Fragen und Antworten: Unkontaktierte Völker

Häuser eines unkontaktierten Volkes, Brasilien © G. Miranda/FUNAI/Survival

Survival beantwortet einige häufig gestellte Fragen über unkontaktierte Völker

Was sind „unentdeckte“ oder „verlorene“ Völker?

Diese Begriffe werden häufig von Sensationslustigen benutzt. Es ist sehr unwahrscheinlich, dass es heute noch Völker gibt deren Existenz gänzlich unbekannt ist.

Was versteht man unter „unkontaktiert“?

Indigene Völker, die den Kontakt mit Außenstehenden meiden. Weltweit gibt es mehr als 100 unkontaktierte Völker.

Bedeutet das, dass die Menschen überhaupt keinen Kontakt zur Außenwelt haben?

Nein. Jeder Mensch hat Nachbar*innen, auch wenn diese manchmal sehr weit entfernt leben. Aber man kennt sich doch. Wenn die Nachbar*innen selbst ein indigenes (unkontaktiertes) Volk sind, stehen sie vielleicht sogar in friedlichem Kontakt.

Waren sie früher einmal kontaktiert?

In einigen Fällen wahrscheinlich ja. Manche hatten in der Vergangenheit wahrscheinlich Kontakt zu Siedlern und haben sich vor der Gewalt zurückgezogen die sie dabei erfahren haben. Einige haben sich vielleicht auch von einer größeren Gruppe abgespalten um Kontakt zu vermeiden. Manche, die heute Sammler sind, haben in der Vergangenheit vielleicht einmal einen Garten gehabt und davon gelebt. Sie könnten mit dem Anbau aufgehört haben, da sie vor den Siedlern fliehen mussten.

Also leben sie nicht mehr unbedingt genauso wie in der Vergangenheit?

Nein, das tut niemand. Viele unkontaktierte Völker beispielsweise benutzen seit Jahren oder Generationen Waffen aus Metall, die sie gefunden, gestohlen oder mit ihren Nachbarn getauscht haben. Unkontaktierte Völker auf den Andamanen Inseln beispielsweise benutzen Metallteile von Schiffswracks. Die Süßkartoffel, die eigentlich aus Südamerika kam, war Grundnahrungsmittel einiger polynesischer Völker lange bevor diese Kontakt mit Europäern hatten.

Gibt es überhaupt noch reine, ursprüngliche Gesellschaften?

Alle Gruppen ändern sich ständig und haben dies auch schon immer getan, auch unkontaktierte Völker. Survival sieht keine Kultur und kein Volk als „rein“ oder „ursprünglich“ an. Auch unkontaktierte Völker sind weder rückständig noch aus der Steinzeit. Sie leben einfach nur anders.

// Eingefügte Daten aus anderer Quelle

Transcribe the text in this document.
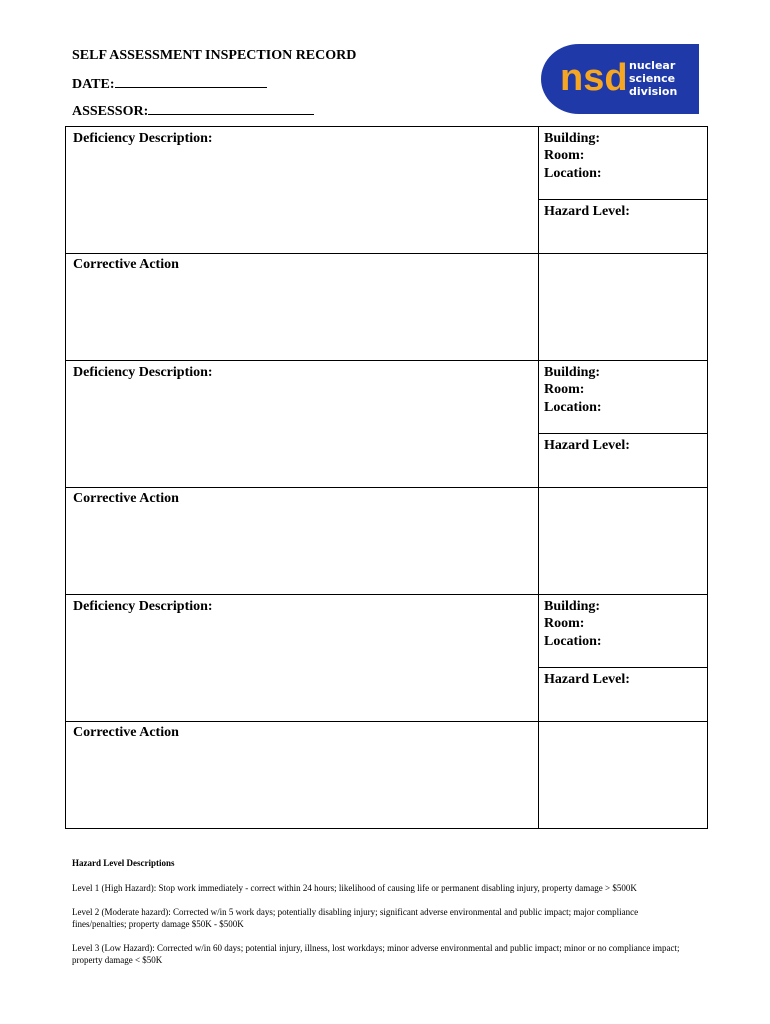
SELF ASSESSMENT INSPECTION RECORD
DATE:
ASSESSOR:
nsd nuclear
science
division
Deficiency Description:	Building:
Room:
Location:
Hazard Level:
Corrective Action
Deficiency Description:	Building:
Room:
Location:
Hazard Level:
Corrective Action
Deficiency Description:	Building:
Room:
Location:
Hazard Level:
Corrective Action

Hazard Level Descriptions

Level 1 (High Hazard): Stop work immediately - correct within 24 hours; likelihood of causing life or permanent disabling injury, property damage > $500K

Level 2 (Moderate hazard): Corrected w/in 5 work days; potentially disabling injury; significant adverse environmental and public impact; major compliance fines/penalties; property damage $50K - $500K

Level 3 (Low Hazard): Corrected w/in 60 days; potential injury, illness, lost workdays; minor adverse environmental and public impact; minor or no compliance impact; property damage < $50K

Wie lange haben die Menschen bereits an einem Ort gelebt?

Normalerweise leben diese Gruppen bereits seit Jahrhunderten, wenn nicht Jahrtausenden auf ihrem Land. Einige ziehen darauf auch als Nomaden umher.

Manche behaupten, Berichte über unkontaktierte Völker sind gestellt.

Einige „erste Kontakte“ mit vermeintlich unkontaktierten Völkern sind in der Tat für touristische Zwecke gestellt, aber es gibt auch viele „reale“ unkontaktierte Völker. Sie leben zum Teil ganz in der Nähe von kontaktierten Menschen.

Was denkt Survival darüber, diese Menschen aufzusuchen?

Niemand sollte Völker aufsuchen, die nicht regelmäßig Kontakt mit Außenstehenden haben. Es ist gefährlich für beide Seiten. Survival veröffentlicht deswegen nur die ungefähren Standorte der Gruppen und auch nur dann, wenn es unbedingt nötig ist um ihr Land zu schützen.

Brasilien hat einige Expeditionen mit dem Ziel geleitet den „ersten Kontakt“ herzustellen. Was denkt Survival darüber?

Die Leute die solche Expeditionen geleitet haben, haben es im Nachhinein bereut. Sie haben geglaubt der Kontakt wäre wichtig für den Schutz der Indigenen. Dies hat im Endeffekt jedoch nichts gebracht und die Völker wurden an Ende trotzdem zerstört. Heute weiß man, dass unkontaktierte Menschen in Ruhe gelassen werden müssen und es Bemühungen braucht, ihr Land zu schützen, damit sie überleben, vorankommen und leben können, wie sie wollen.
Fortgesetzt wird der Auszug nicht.